Bruno Ben Moubamba, président de l’ACR, le 10 juillet 2018, à Libreville. © D.R.

 

Le divorce est-il prononcé entre Bruno Ben Moubamba et Ali Bongo, qu’il présentait encore des mois après son limogeage du gouvernement comme son «allié» ? Tout porte à croire que oui. Ce mardi, dans une lettre ouverte, l’ancien vice-Premier ministre n’est pas tendre avec le président de la République, qu’il accuse d’avoir «sacrifié le peuple gabonais (…) sur l’autel des intérêts égoïstes».

La raison de la discorde entre les alliés de jadis part des mesures d’austérité annoncées récemment par le gouvernement. Le président de l’ACR n’est pas convaincu que ces «mesures clochardisant le peuple gabonais» permettent de résorber la crise issue de la chute des cours du pétrole. Mieux, il rappelle qu’il avait mis en garde contre le Mécanisme élargi de crédit (MEC) proposé par le Fonds monétaire international (FMI), qu’il accuse d’avoir «mis le Gabon sous un plan d’ajustement structurel ne disant pas son nom».

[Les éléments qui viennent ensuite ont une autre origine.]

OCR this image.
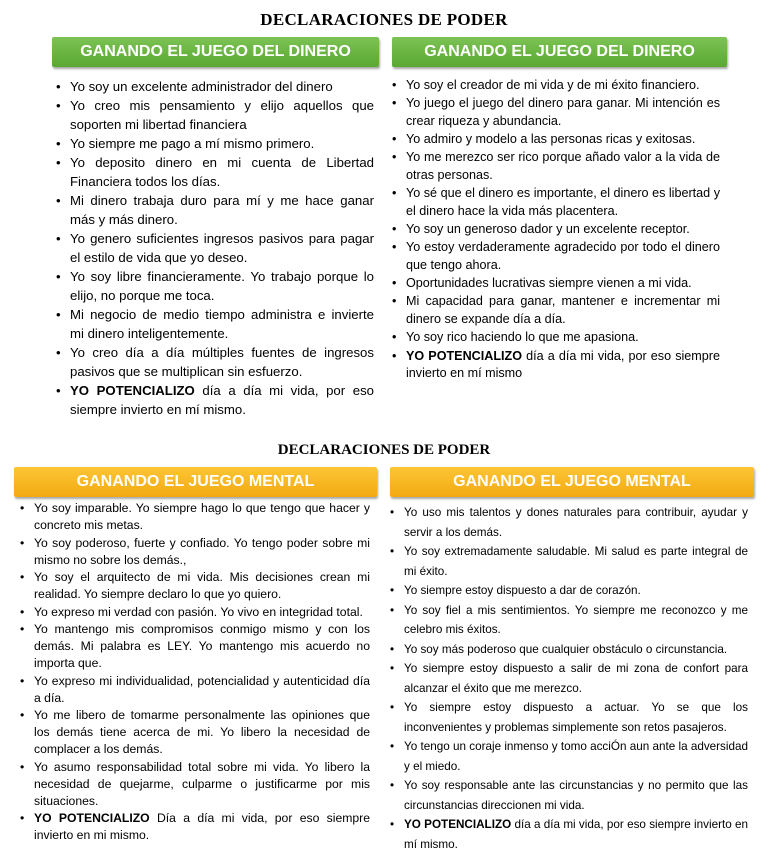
DECLARACIONES DE PODER
GANANDO EL JUEGO DEL DINERO	GANANDO EL JUEGO DEL DINERO
• Yo soy un excelente administrador del dinero
• Yo creo mis pensamiento y elijo aquellos que soporten mi libertad financiera
• Yo siempre me pago a mí mismo primero.
• Yo deposito dinero en mi cuenta de Libertad Financiera todos los días.
• Mi dinero trabaja duro para mí y me hace ganar más y más dinero.
• Yo genero suficientes ingresos pasivos para pagar el estilo de vida que yo deseo.
• Yo soy libre financieramente. Yo trabajo porque lo elijo, no porque me toca.
• Mi negocio de medio tiempo administra e invierte mi dinero inteligentemente.
• Yo creo día a día múltiples fuentes de ingresos pasivos que se multiplican sin esfuerzo.
• YO POTENCIALIZO día a día mi vida, por eso siempre invierto en mí mismo.
• Yo soy el creador de mi vida y de mi éxito financiero.
• Yo juego el juego del dinero para ganar. Mi intención es crear riqueza y abundancia.
• Yo admiro y modelo a las personas ricas y exitosas.
• Yo me merezco ser rico porque añado valor a la vida de otras personas.
• Yo sé que el dinero es importante, el dinero es libertad y el dinero hace la vida más placentera.
• Yo soy un generoso dador y un excelente receptor.
• Yo estoy verdaderamente agradecido por todo el dinero que tengo ahora.
• Oportunidades lucrativas siempre vienen a mi vida.
• Mi capacidad para ganar, mantener e incrementar mi dinero se expande día a día.
• Yo soy rico haciendo lo que me apasiona.
• YO POTENCIALIZO día a día mi vida, por eso siempre invierto en mí mismo
DECLARACIONES DE PODER
GANANDO EL JUEGO MENTAL	GANANDO EL JUEGO MENTAL
• Yo soy imparable. Yo siempre hago lo que tengo que hacer y concreto mis metas.
• Yo soy poderoso, fuerte y confiado. Yo tengo poder sobre mi mismo no sobre los demás.,
• Yo soy el arquitecto de mi vida. Mis decisiones crean mi realidad. Yo siempre declaro lo que yo quiero.
• Yo expreso mi verdad con pasión. Yo vivo en integridad total.
• Yo mantengo mis compromisos conmigo mismo y con los demás. Mi palabra es LEY. Yo mantengo mis acuerdo no importa que.
• Yo expreso mi individualidad, potencialidad y autenticidad día a día.
• Yo me libero de tomarme personalmente las opiniones que los demás tiene acerca de mi. Yo libero la necesidad de complacer a los demás.
• Yo asumo responsabilidad total sobre mi vida. Yo libero la necesidad de quejarme, culparme o justificarme por mis situaciones.
• YO POTENCIALIZO Día a día mi vida, por eso siempre invierto en mi mismo.
• Yo uso mis talentos y dones naturales para contribuir, ayudar y servir a los demás.
• Yo soy extremadamente saludable. Mi salud es parte integral de mi éxito.
• Yo siempre estoy dispuesto a dar de corazón.
• Yo soy fiel a mis sentimientos. Yo siempre me reconozco y me celebro mis éxitos.
• Yo soy más poderoso que cualquier obstáculo o circunstancia.
• Yo siempre estoy dispuesto a salir de mi zona de confort para alcanzar el éxito que me merezco.
• Yo siempre estoy dispuesto a actuar. Yo se que los inconvenientes y problemas simplemente son retos pasajeros.
• Yo tengo un coraje inmenso y tomo acciÓn aun ante la adversidad y el miedo.
• Yo soy responsable ante las circunstancias y no permito que las circunstancias direccionen mi vida.
• YO POTENCIALIZO día a día mi vida, por eso siempre invierto en mí mismo.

«Votre vice-Premier ministre de l’époque vous avait prévenu qu’il existait d’autres méthodes de renflouement des caisses de l’Etat, telles que : le regroupement des multiples caisses du secteur pétrolier, le rachat de la dette, l’optimisation des régies financières, l’élargissement de l’assiette fiscale et le recours aux partenariats public-privé sans corruption», rappelle-t-il.

S’il rappelle également à Ali Bongo que «le FMI ne (lui) a pas dit de sacrifier le peuple gabonais aux travers des mesures d’austérité insupportables», Bruno Ben Moubamba tient à prévenir le président de la République de ce que «le peuple gabonais n’acceptera pas de mourir à petit feu».

«Monsieur le président de la République, le malheur de l’économie gabonaise ne se trouve pas à la fonction publique mais ailleurs. Et les auteurs de ces actes irresponsables et criminels sont bien connus de tous, ils restent impunis et se préparent aux législatives», adresse-t-il à son ancien «allié», qu’il accuse, entre autres, de «trahison» vis-à-vis des populations.